Who benefits: agriculture consultants, urban planners, infrastructure inspectors, mining experts, and anyone who wants a visual answer now and has no interest in writing code to get it. 

Part II: Planet — The Developer’s Data Engine

And what about the Planet? Formerly Planet Labs, the company runs a commercial satellite constellation — hundreds of small Dove satellites that photograph the Earth’s landmass on a near-daily basis. What makes it a good choice:

  • Frequency. The Dove fleet delivers near-daily global coverage at 3.7-meter resolution across 8 spectral bands.
  • API-first by design. The Data API lets developers search the full catalog and pull individual scenes. The Analytics API serves up automated detections and classifications driven by computer vision and machine learning.
  • Enterprise pricing. Planet sells annual subscriptions priced on area under management — monitoring starts at a 0.01 km² minimum, with packages in 50, 150, and 300 km² tiers. Tasking is per km²: $6 for archive, $12 for flexible, and $40 for assured collection with priority.

Who it’s for: GIS analysts, software developers, data scientists, and enterprise teams standing up custom monitoring systems. Norway’s NICFI program is the strongest documented case. Through Norway’s International Climate and Forests Initiative, Planet imagery of the global tropics was made publicly available for forest monitoring.

Part III: The Head-to-Head Comparison

Lined up point by point, the split is clean — these platforms answer different questions.

 

  • Core philosophy. LandViewer is a perfect decision-support tool for quick visual analysis. Planet is a developer-first platform for building automated systems.
  • Data sources. LandViewer collects data from Sentinel, Landsat, MODIS and other commercial providers like SuperView-1/2, Beijing-3A/3N, BlackSky Gen2/3. They cover optical, SAR, and terrain data. Planet flies its own constellation: Dove (PlanetScope), SkySat, Pelican, and Tanager.
  • Satellite imagery.

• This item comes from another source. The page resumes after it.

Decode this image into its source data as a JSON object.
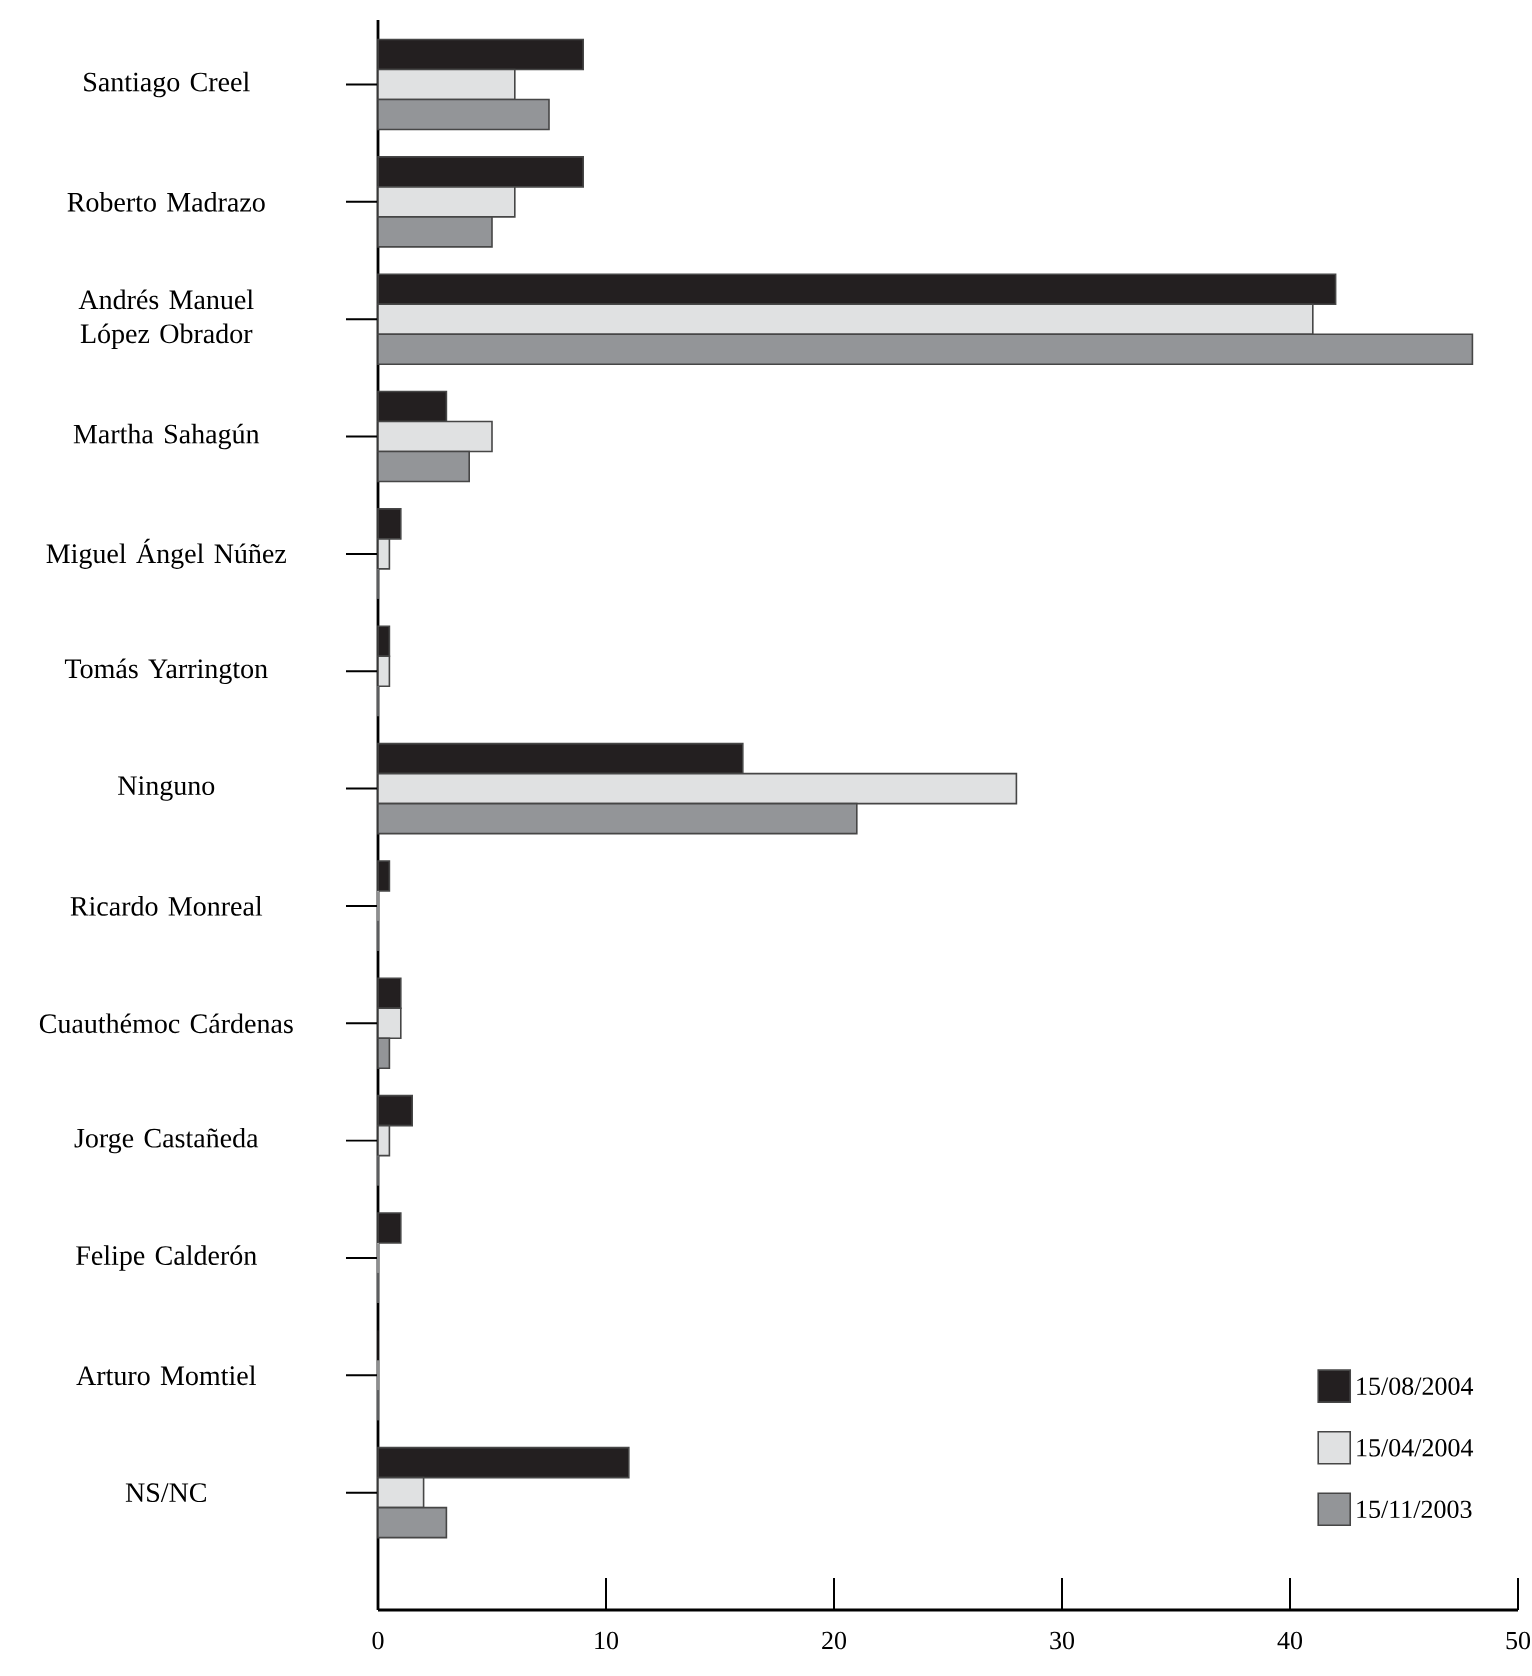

LandViewer serves optical, SAR, hyperspectral, and terrain data from multiple providers. Planet offers PlanetScope (daily global, 8 bands) plus SkySat (very high-res, taskable).
  • Ease of use. LandViewer is browser-based with an intuitive UI and no coding required. Planet is API-first, so unlocking its full range takes programming skills.
  • Built-in analytics. LandViewer ships 20+ vegetation indices,  AI/ML analytics, time-lapse, time-series, and clustering. Planet brings computer vision and on-orbit processing via NVIDIA Jetson.
  • Resolution. LandViewer includes low/medium imagery (up to 10 m) and offers high-res down to 0.3 m (30 cm), ordered separately. Planet runs 3.7 m for monitoring (PlanetScope) and 50 cm for tasking (SkySat).
  • Coverage and revisit. LandViewer combines global on-demand access with a large archive, even in the most remote areas, tasking, and satellite view with daily revisit up to 15 times a day. Planet delivers near-daily global coverage, with SkySat capable of up to 7 revisits per day.
  • Pricing. LandViewer is freemium — up to 10 free images a month, paid plans from $49.99, high-res on a pay-per-km² basis. Planet sells annual enterprise subscriptions for monitoring, with pay-per-km² tasking.

The Bottom Line

Both platforms give you satellite intelligence that was out of reach for most people a decade ago. The difference is who they’re built for.

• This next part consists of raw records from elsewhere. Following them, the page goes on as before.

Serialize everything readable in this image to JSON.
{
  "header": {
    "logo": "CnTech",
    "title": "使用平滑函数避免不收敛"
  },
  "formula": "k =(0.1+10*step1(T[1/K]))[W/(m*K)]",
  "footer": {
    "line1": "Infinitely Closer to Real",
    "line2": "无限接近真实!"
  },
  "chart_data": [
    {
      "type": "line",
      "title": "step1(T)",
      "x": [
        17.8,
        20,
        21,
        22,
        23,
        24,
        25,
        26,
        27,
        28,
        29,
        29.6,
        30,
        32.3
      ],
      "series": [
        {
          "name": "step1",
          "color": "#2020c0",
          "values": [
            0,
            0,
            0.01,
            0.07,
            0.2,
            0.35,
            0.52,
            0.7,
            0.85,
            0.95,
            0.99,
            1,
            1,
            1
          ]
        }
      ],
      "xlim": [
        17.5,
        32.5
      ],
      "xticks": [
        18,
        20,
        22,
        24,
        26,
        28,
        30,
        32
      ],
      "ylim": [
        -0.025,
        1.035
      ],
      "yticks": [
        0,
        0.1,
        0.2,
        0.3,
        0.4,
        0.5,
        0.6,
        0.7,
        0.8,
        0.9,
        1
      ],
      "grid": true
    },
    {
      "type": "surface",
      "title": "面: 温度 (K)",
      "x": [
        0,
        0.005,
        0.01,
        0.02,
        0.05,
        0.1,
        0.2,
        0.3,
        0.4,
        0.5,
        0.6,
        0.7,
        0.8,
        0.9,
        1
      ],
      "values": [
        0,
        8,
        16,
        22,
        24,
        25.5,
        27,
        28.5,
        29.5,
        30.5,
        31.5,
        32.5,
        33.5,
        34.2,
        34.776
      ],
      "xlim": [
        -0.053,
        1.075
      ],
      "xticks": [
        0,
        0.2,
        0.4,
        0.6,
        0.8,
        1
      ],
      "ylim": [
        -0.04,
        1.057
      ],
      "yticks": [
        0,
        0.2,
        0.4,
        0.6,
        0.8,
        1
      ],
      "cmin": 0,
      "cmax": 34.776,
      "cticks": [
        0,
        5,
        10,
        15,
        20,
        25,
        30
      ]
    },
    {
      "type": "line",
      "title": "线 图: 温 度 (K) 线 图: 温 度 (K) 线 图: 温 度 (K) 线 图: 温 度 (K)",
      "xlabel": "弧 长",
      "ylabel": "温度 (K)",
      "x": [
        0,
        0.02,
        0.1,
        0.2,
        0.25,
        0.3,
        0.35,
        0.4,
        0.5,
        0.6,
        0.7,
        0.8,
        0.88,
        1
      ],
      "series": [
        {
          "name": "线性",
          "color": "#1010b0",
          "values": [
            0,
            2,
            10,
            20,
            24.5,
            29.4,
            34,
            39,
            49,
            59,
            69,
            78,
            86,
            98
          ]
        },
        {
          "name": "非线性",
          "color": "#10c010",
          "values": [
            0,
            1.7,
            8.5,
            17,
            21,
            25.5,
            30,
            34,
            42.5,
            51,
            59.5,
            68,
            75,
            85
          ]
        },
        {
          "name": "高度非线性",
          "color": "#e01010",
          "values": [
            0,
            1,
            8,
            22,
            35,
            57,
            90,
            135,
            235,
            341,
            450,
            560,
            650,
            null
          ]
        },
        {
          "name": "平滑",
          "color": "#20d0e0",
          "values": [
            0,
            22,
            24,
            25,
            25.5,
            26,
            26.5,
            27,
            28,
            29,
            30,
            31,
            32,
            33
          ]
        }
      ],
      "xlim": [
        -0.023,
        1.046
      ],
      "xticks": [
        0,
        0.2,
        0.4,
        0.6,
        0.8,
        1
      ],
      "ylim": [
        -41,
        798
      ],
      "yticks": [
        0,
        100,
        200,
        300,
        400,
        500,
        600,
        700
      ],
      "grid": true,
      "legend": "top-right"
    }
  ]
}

LandViewer is for people who need an answer, not a coding project. Open it in a browser, type a location, and see what’s happening on the ground — crop stress, storm damage, construction progress. No contract, no developer, no setup. 

Planet is for the people building the tools everyone else uses: huge data volumes, trained models, automated alerts. It’s not something you casually open — it’s something you wire into your own software.